Lynn who has been clean for six years
I wish people understood how much I wanted to stop, how much I hated what my life had become. I think people assume that there is a lot more choice involved than there is. But I don't think anyone really chooses to become a heroin addict. I chose to start getting high initially but something changed in me where pot and alcohol weren't enough and I compulsively sought better ways to get high. By the time heroin came into the picture it was too late, I was already gone. Heroin does not sound like a good idea to a rational human being and some people can use other recreational or prescribed drugs and remain rational. Those of us who become junkies are people who are rendered incapable of making good decisions when mind-altering substances are introduced to our bloodstream. You might call it a slippery slope, the regression from casual partying to heroin but it's really a very slow process of accepting different levels of normality.
The first time I knew of one of my friends shooting up I was disgusted, but it gradually became less foreign and one day just didn't seem like a bad idea anymore. After that point it is a quick downhill to rock bottom. The first time I shot up I had just turned 18 and that afternoon I was leaving the country to visit my parents for a month. I dreamt of heroin every night I was gone, And while I knew it was a bad idea, I knew as soon as I got back to the States I was going to do it again, just one more time. I spent the next three years waking up every day with the intention of getting clean but a few hours into the day I'd think, just one more time, then tomorrow I will do things differently.
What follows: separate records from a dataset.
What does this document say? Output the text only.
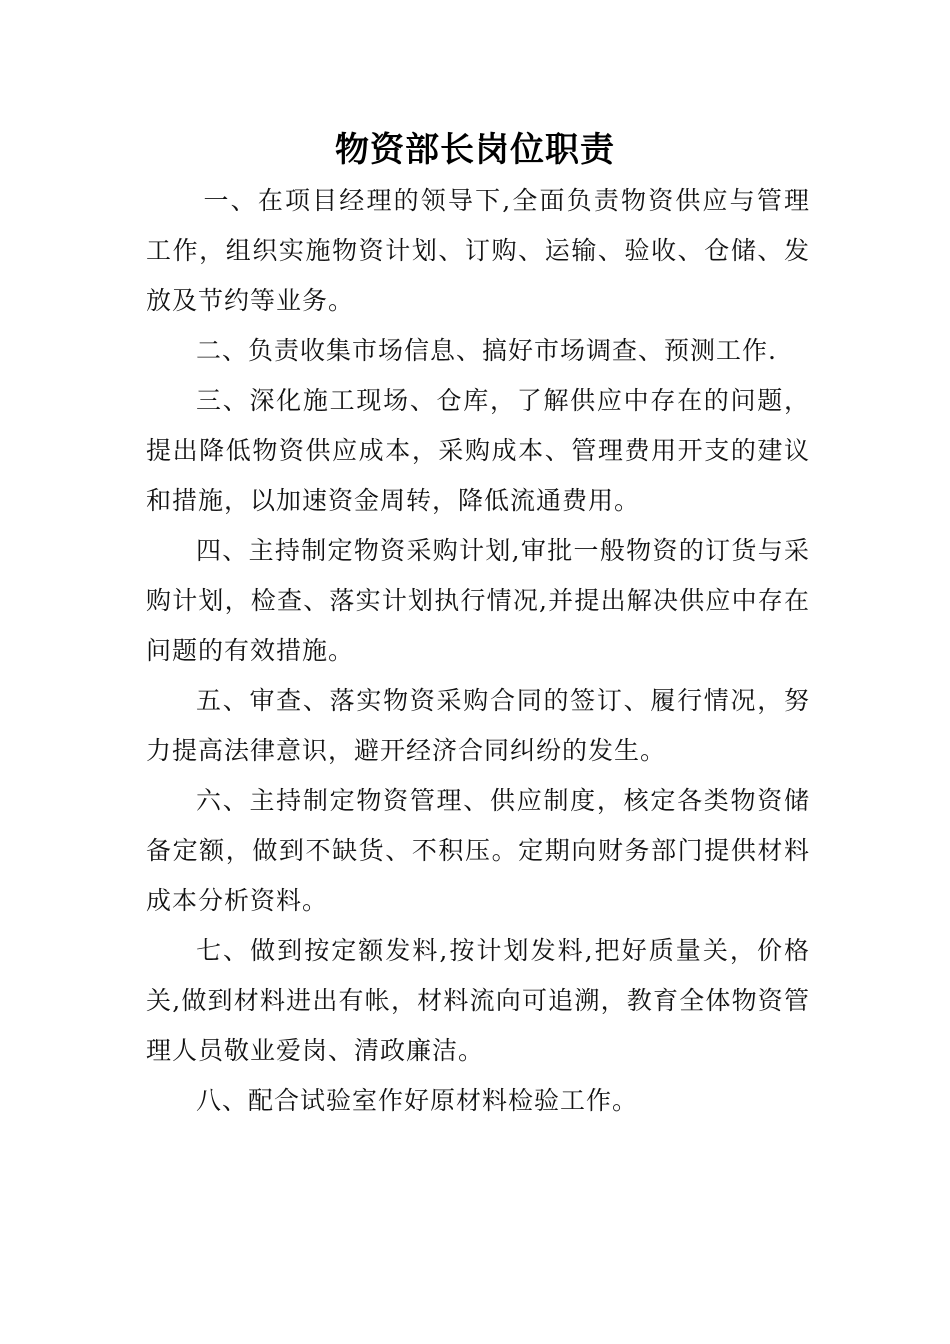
物资部长岗位职责

一、在项目经理的领导下,全面负责物资供应与管理工作，组织实施物资计划、订购、运输、验收、仓储、发放及节约等业务。

二、负责收集市场信息、搞好市场调查、预测工作.

三、深化施工现场、仓库，了解供应中存在的问题，提出降低物资供应成本，采购成本、管理费用开支的建议和措施，以加速资金周转，降低流通费用。

四、主持制定物资采购计划,审批一般物资的订货与采购计划，检查、落实计划执行情况,并提出解决供应中存在问题的有效措施。

五、审查、落实物资采购合同的签订、履行情况，努力提高法律意识，避开经济合同纠纷的发生。

六、主持制定物资管理、供应制度，核定各类物资储备定额，做到不缺货、不积压。定期向财务部门提供材料成本分析资料。

七、做到按定额发料,按计划发料,把好质量关，价格关,做到材料进出有帐，材料流向可追溯，教育全体物资管理人员敬业爱岗、清政廉洁。

八、配合试验室作好原材料检验工作。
It's hard to explain to anyone who's never been through it and I can see how it would be hard to understand because it doesn't make sense, but there was no choice. Even now, I have to keep reminding myself because it doesn't make sense to me anymore either. I have been clean for six years and am married. I, no joke, drive a minivan, have three small children and a nice house with a pool. Most people don't know and would never assume that I spent any time living in a tent behind a supermarket using dirty needles and rainwater to inject heroin into my neck. So that's the other thing I wish people knew, and really believed, is that we change. We Hate ourselves as much as society hates us but we don't have to stay that way forever, we can change into amazing beings.